Andy Burnham has said Labour MPs are privately urging him to challenge Keir Starmer to become prime minister but any such move would have to be “more than a personality contest”.
In an intervention likely to increase speculation that he is seeking a return to Westminster, Burnham accused Downing Street of creating a “climate of fear” and spreading “alienation and demoralisation” among MPs.
Speaking to the Daily Telegraph before the Labour conference this weekend, the Greater Manchester mayor said that while he was not “plotting to get back” the leadership was “for other people in Westminster to make a decision about”.
It came a day after a separate interview with the New Statesman where Burnham said wholesale change was needed to see off an existential threat to the party.
The former New Labour minister and ex-MP for Leigh has made a series of high-profile interventions this week that have been interpreted as an indication that he is mulling a challenge to Starmer in what would be his third run at the Labour leadership.

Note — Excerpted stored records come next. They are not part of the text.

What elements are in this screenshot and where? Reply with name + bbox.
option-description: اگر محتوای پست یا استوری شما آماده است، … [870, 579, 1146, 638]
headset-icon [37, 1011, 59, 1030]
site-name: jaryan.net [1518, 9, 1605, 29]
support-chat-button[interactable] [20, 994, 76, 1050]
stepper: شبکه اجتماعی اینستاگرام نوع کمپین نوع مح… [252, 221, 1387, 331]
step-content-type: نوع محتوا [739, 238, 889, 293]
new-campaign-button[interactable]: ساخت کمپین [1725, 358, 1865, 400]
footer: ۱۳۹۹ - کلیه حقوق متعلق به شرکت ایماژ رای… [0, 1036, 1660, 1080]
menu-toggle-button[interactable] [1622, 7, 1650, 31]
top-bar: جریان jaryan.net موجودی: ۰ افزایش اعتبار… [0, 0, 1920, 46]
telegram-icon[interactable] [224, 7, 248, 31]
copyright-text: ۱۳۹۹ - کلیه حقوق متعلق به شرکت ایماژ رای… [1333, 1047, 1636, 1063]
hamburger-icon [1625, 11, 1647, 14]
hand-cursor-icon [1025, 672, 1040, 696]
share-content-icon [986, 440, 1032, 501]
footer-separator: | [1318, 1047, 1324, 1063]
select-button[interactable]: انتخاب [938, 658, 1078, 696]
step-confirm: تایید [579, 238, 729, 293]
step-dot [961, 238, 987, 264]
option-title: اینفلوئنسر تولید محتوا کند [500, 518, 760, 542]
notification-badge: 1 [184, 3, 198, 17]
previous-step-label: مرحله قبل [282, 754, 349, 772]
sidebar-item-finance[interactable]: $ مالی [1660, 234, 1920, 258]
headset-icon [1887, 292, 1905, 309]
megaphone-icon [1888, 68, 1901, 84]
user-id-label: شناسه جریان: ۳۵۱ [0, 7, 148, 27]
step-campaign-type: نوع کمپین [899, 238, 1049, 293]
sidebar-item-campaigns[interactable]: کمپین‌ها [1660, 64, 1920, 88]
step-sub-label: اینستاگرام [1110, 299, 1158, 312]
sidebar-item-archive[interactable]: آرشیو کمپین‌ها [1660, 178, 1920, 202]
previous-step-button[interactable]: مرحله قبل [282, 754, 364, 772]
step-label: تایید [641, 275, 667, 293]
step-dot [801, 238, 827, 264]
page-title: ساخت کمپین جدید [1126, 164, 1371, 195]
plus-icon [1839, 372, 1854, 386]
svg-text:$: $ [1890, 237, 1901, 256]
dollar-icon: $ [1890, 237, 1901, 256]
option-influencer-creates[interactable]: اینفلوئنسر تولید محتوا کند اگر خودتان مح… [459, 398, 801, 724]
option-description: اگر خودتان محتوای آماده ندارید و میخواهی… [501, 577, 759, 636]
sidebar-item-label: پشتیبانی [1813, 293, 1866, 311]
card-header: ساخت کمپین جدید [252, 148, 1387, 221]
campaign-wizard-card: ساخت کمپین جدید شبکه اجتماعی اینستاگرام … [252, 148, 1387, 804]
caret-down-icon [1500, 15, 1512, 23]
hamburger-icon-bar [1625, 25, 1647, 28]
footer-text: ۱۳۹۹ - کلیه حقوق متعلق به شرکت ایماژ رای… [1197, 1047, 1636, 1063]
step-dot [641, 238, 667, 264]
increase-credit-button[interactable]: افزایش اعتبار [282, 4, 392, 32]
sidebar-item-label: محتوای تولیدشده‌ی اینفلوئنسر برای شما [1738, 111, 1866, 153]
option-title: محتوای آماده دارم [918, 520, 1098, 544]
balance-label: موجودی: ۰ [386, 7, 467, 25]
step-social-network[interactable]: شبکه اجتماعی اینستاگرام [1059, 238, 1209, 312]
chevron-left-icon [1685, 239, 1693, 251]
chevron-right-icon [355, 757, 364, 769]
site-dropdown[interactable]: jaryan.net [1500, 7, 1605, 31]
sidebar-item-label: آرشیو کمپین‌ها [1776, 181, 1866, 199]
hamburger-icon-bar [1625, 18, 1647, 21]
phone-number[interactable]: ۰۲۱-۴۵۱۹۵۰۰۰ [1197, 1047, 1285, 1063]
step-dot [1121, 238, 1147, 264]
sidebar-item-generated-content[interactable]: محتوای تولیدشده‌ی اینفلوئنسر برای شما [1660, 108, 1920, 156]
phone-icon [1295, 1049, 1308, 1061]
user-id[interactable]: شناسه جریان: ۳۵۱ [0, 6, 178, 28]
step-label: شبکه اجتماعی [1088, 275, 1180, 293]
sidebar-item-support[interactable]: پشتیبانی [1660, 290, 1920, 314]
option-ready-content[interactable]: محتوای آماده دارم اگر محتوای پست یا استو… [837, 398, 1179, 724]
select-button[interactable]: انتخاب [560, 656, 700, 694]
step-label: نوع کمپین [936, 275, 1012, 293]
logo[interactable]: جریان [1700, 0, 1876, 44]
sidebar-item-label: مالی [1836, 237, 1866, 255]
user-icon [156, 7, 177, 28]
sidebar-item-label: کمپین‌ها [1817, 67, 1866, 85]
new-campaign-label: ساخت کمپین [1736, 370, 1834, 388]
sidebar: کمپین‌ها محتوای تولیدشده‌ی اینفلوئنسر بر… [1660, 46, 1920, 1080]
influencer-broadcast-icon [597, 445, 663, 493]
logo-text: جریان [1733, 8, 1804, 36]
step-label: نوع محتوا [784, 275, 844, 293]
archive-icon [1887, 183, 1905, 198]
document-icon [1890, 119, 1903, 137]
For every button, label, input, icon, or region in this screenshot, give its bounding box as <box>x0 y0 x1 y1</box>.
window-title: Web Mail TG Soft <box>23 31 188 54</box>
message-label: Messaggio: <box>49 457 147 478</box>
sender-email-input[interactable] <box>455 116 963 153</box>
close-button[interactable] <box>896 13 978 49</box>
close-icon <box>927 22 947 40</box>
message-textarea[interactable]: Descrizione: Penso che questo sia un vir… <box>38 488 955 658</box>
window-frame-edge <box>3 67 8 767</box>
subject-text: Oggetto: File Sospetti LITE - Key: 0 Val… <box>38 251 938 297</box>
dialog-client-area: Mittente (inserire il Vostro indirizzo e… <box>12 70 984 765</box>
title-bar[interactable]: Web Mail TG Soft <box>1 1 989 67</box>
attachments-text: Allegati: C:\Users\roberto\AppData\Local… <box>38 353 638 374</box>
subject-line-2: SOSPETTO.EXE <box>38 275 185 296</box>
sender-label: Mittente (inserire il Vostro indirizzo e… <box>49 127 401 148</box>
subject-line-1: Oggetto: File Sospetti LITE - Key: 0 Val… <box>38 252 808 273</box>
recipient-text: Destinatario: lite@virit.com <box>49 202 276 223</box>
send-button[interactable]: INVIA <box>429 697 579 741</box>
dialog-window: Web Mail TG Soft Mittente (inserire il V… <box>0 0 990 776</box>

Speaking to BBC Radio Manchester on Thursday morning, Burnham said he had told Labour MPs backing him that any leadership race has “got to be about more than a personality contest … it’s got to be about a plan for the country”.
He said he would not “speak in code”, “toe the line” or “be quiet” about issues important to Greater Manchester and would “speak directly”. He declined to explicitly say whether he would launch a leadership bid if he gained enough backing from MPs, saying he was “not in the business of answering hypotheticals”.
He dismissed suggestions that his interventions were a disservice to Labour or distracting him from his job in Manchester, saying he had been working with ministers “behind the scenes” on the Hillsborough law.
Asked about Burnham’s remarks on Thursday morning, Steve Reed, the housing secretary, said Starmer had got used to people “taking potshots” at him during opposition before he “picked this party up off the floor and led us to a record-breaking election victory”.
Speaking to Sky News, Reed added that Burnham was doing a good job as mayor and was entitled to his view. Reed also pointed out that Burnham had committed to serving a full term as mayor of Greater Manchester, lasting until May 2028.
Asked by the Telegraph if MPs had urged him to run for the Labour leadership, Burnham said: “People have contacted me throughout the summer, yeah. I’m not going to say to you that that hasn’t happened but, as I say, it’s more a decision for those people than it is for me.”
He confirmed he still harboured the ambition to become prime minister, saying: “I stood twice to be leader of the Labour party. And I think that tells you, doesn’t it?”
He set out his thoughts on how to “turn the country around”, including with higher council tax on some homes in southern England and a 50p top rate of income tax.
He said there was a “huge underpayment of tax that should now be corrected” on homes in London and the south-east because the rates were based on property valuations from 1991.
He also called for more public control of housing, energy, water and rail, backed proportional representation and signalled a willingness to work with the Liberal Democrats and Jeremy Corbyn.
And in an interview with the Guardian, Burnham – who is one of three children – threw his weight behind calls to scrap the two-child benefit limit, calling it an abhorrent policy which represents the “worst of Westminster”.
Burnham said this week that returning to “the old way of doing things in Westminster with minimal change” was an unattractive prospect and that “the threat we’re facing is increasingly an existential one”.
Asked whether he could rule out a leadership challenge against Starmer before the May local elections, Burnham said: “Life seems to be changing, and I don’t know what is the will of people in Westminster … I am at the prime minister’s disposal to help.”
Starmer has had a bruising few weeks in which two high-profile government departures and a sustained lag behind Reform UK in the polls prompted questions about his leadership.
But Burnham would face several obstacles were he to decide to mount a challenge. He would have to resign as mayor of Greater Manchester before contesting and winning a parliamentary byelection for a Commons seat.
He has thrown his weight behind the former Commons leader Lucy Powell in the race to become deputy leader after Angela Rayner’s resignation over her tax affairs.
On Wednesday, Bridget Phillipson, the education secretary, rejected claims she was No 10’s choice, suggesting instead she had been the victim of sexist briefings.
Asked whether she would welcome Burnham into the Commons as a potential leadership rival to the prime minister, she told BBC Radio 5 Live: “Well, there isn’t a vacancy, so I’m not sure which job he’d be applying for. He’s got a big job on his hands there in Manchester.”